Les journalistes défendent leurs droits
Journalistes, syndicalistes, éditeurs et citoyens ont manifesté, jeudi, devant le Tribunal de première instance de Rabat pour soutenir les 4 journalistes poursuivis pour avoir publié des informations véridiques à propos de la Commission d’enquête parlementaire sur les systèmes de retraite.
Les quatre journalistes ainsi que le membre CDT de la Chambre des conseillers, poursuivis pour «divulgation d’informations» de la Commission d’enquête parlementaire, ont comparu jeudi 25 janvier devant le Tribunal de première instance de Rabat. Dès 10h00 de la matinée, plusieurs journalistes, syndicalistes, membres de la Fédération marocaine des éditeurs de journaux (FMEJ), du Syndicat national de la presse marocaine (SNPM) et simples citoyens ont observé un sit-in devant le tribunal.

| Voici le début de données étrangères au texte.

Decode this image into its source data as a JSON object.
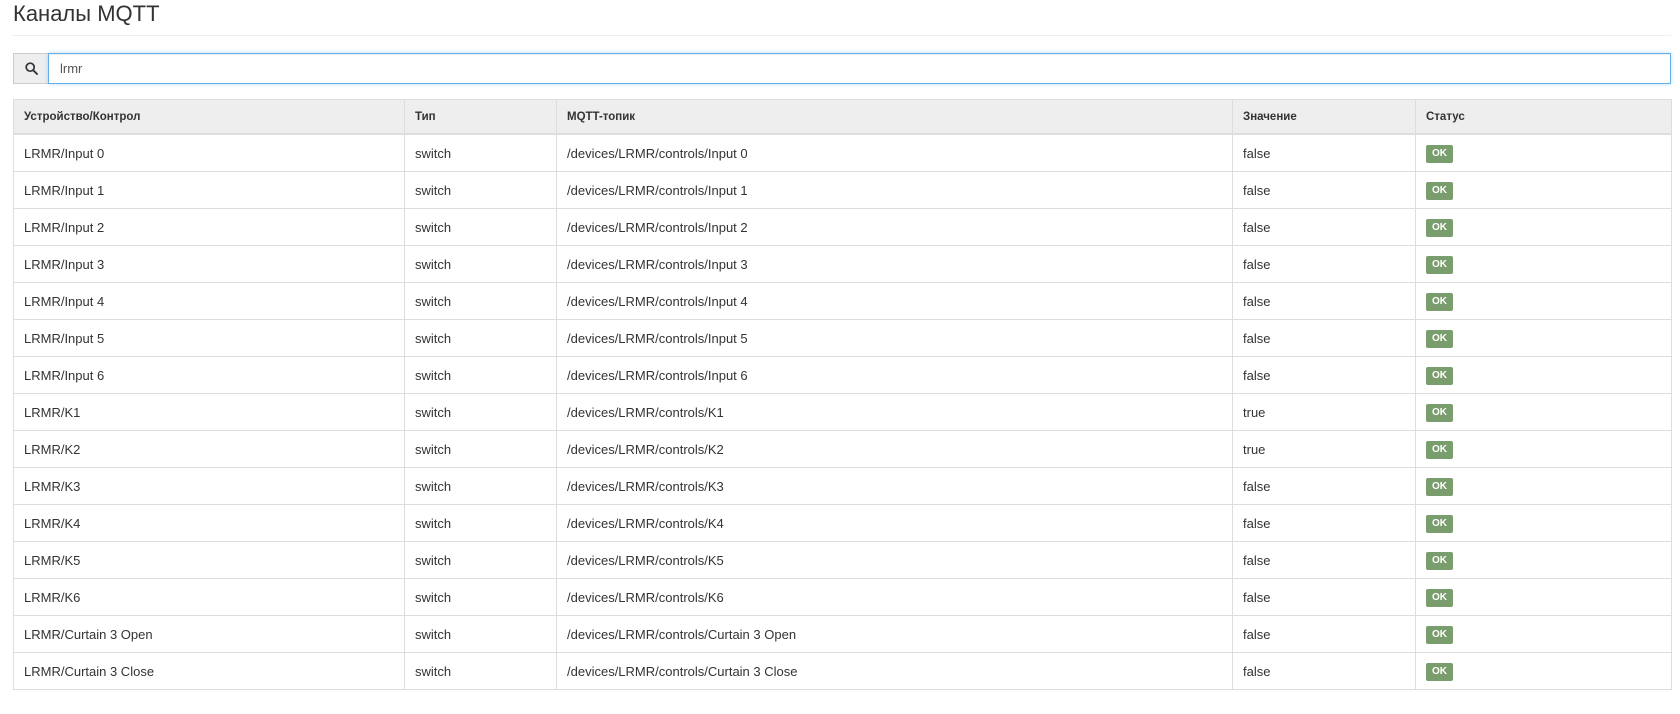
{
  "page": {
    "title": "Каналы MQTT"
  },
  "search": {
    "value": "lrmr",
    "placeholder": ""
  },
  "table": {
    "columns": [
      "Устройство/Контрол",
      "Тип",
      "MQTT-топик",
      "Значение",
      "Статус"
    ],
    "rows": [
      {
        "device": "LRMR/Input 0",
        "type": "switch",
        "topic": "/devices/LRMR/controls/Input 0",
        "value": "false",
        "status": "OK"
      },
      {
        "device": "LRMR/Input 1",
        "type": "switch",
        "topic": "/devices/LRMR/controls/Input 1",
        "value": "false",
        "status": "OK"
      },
      {
        "device": "LRMR/Input 2",
        "type": "switch",
        "topic": "/devices/LRMR/controls/Input 2",
        "value": "false",
        "status": "OK"
      },
      {
        "device": "LRMR/Input 3",
        "type": "switch",
        "topic": "/devices/LRMR/controls/Input 3",
        "value": "false",
        "status": "OK"
      },
      {
        "device": "LRMR/Input 4",
        "type": "switch",
        "topic": "/devices/LRMR/controls/Input 4",
        "value": "false",
        "status": "OK"
      },
      {
        "device": "LRMR/Input 5",
        "type": "switch",
        "topic": "/devices/LRMR/controls/Input 5",
        "value": "false",
        "status": "OK"
      },
      {
        "device": "LRMR/Input 6",
        "type": "switch",
        "topic": "/devices/LRMR/controls/Input 6",
        "value": "false",
        "status": "OK"
      },
      {
        "device": "LRMR/K1",
        "type": "switch",
        "topic": "/devices/LRMR/controls/K1",
        "value": "true",
        "status": "OK"
      },
      {
        "device": "LRMR/K2",
        "type": "switch",
        "topic": "/devices/LRMR/controls/K2",
        "value": "true",
        "status": "OK"
      },
      {
        "device": "LRMR/K3",
        "type": "switch",
        "topic": "/devices/LRMR/controls/K3",
        "value": "false",
        "status": "OK"
      },
      {
        "device": "LRMR/K4",
        "type": "switch",
        "topic": "/devices/LRMR/controls/K4",
        "value": "false",
        "status": "OK"
      },
      {
        "device": "LRMR/K5",
        "type": "switch",
        "topic": "/devices/LRMR/controls/K5",
        "value": "false",
        "status": "OK"
      },
      {
        "device": "LRMR/K6",
        "type": "switch",
        "topic": "/devices/LRMR/controls/K6",
        "value": "false",
        "status": "OK"
      },
      {
        "device": "LRMR/Curtain 3 Open",
        "type": "switch",
        "topic": "/devices/LRMR/controls/Curtain 3 Open",
        "value": "false",
        "status": "OK"
      },
      {
        "device": "LRMR/Curtain 3 Close",
        "type": "switch",
        "topic": "/devices/LRMR/controls/Curtain 3 Close",
        "value": "false",
        "status": "OK"
      }
    ]
  },
  "icons": {
    "search": "search-icon"
  },
  "colors": {
    "status_ok": "#7a9d6e",
    "header_bg": "#eeeeee",
    "input_focus_border": "#66afe9"
  }
}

Des slogans ont été scandés contre ce qui a été qualifié de poursuite judiciaire aux relents politiques. Des banderoles critiquaient les contraintes tortueuses enveloppées dans des lois qui musellent la liberté d’expression et d’information pourtant garantie par la nouvelle Constitution. Rappelons que cette affaire a éclaté lorsque quatre journalistes, reconnus pour leur professionnalisme, ont été convoqués par la police judiciaire pour avoir publié des informations concernant l’audition de l’ex-chef du gouvernement, Abdelilah Benkirane, par la Commission d’enquête parlementaire au sujet des systèmes de retraite au Maroc. Ces délibérations à huis clos ont porté sur des faits censés être secrets.

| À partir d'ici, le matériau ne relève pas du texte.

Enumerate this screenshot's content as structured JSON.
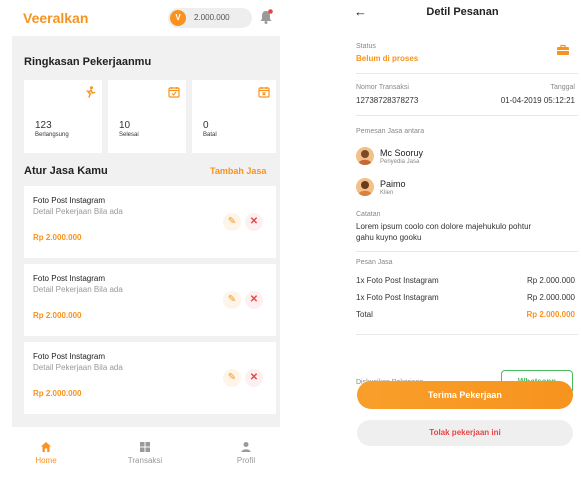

Toutefois, les éléments qui ont été ébruités ne revêtaient aucun caractère nouveau. Les informations publiées par les quatre journalistes avaient été largement relayées auparavant par la presse et mis en exergue par un rapport détaillé de la Cour des comptes. Et pourtant cela n’a pas empêché le président de la Chambre des conseillers, Hakim Benchemach, sur la base d’un rapport qui lui a été soumis par le président de ladite commission d’enquête parlementaire, Aziz Benazouz, de déposer plainte. Les quatre journalistes sont aujourd’hui poursuivis non pas dans le cadre du Code la presse, comme cela devrait l’être. Ils subissent un traitement pénal en vertu des articles 446 et 129 du Code pénal. Le premier sanctionne les personnes dépositaires du secret professionnel en cas de divulgation d’informations secrètes. Elles sont passibles de peines d’emprisonnement d’un à 6 mois et d’une amende de 1.200 à 20.000 DH. Quant à l’article 129, il sanctionne les personnes accusées de complicité. Par ailleurs, l’article 14 de la loi organique des commissions d’enquête parlementaire, adoptée en 2014, stipule que «quiconque divulgue les informations recueillies par la commission est puni, quel que soit le moyen utilisé, d’une amende de 1.000 à 10.000 DH, et d’un emprisonnement d’un à 5 ans, ou de l’une de ces deux peines seulement. La peine sera portée au double en cas de divulgation d’informations relatives aux auditions des personnes appelées à témoigner». Voici pour le soubassement littéral d’une application crue de la loi sans considération pour la liberté d’accès à l’infirmation dont la presse est dépositaire.
Interrogé par les ÉCO, Abdelhak Belachgar, journaliste au quotidien Akhbar Al Yaoum et l’un des mis en cause, a expliqué que cette affaire représente un vrai défi pour la presse marocaine. «C’est surprenant que des journalistes soient poursuivis en pénal pour avoir publié des informations véridiques», a-t-il ajouté. Belachgar est allé plus loin en regrettant que la loi sur les commissions d’enquêtes parlementaires soit utilisée pour porter préjudice à la liberté de la presse et au droit du journaliste d’avoir accès à l’information. En effet, plusieurs parlementaires sont d’accord que cette loi organique sur les commissions d’enquêtes concernent les membres du Parlement et non pas les journalistes. Pour Abdellah Bekkali, président du SNPM, la liberté d’expression n’intéresse pas uniquement les journalistes, mais toutes les composantes de la société. En effet, cette affaire a pris une dimension nationale, voire internationale dans un temps où le Maroc a le plus besoin de soigner son image.
Le regret de Benchemach
Selon les bruits qui courent notamment parmi les conseillers, Hakim Benchemach aurait confié ne pas vouloir poursuivre ni les journalistes ni le conseiller CDT. Serait-ce alors une erreur d’appréciation politique de sa part d’avoir illico saisi la justice sans s’en référer aux membres de la Commission d’enquête parlementaire ? D’aucuns soutiennent qu’il serait déjà en train de chercher une formule pour sortir de l’impasse et mettre fin à une affaire qui tant qu’elle dure n’est bonne ni pour son image ni celle du pays.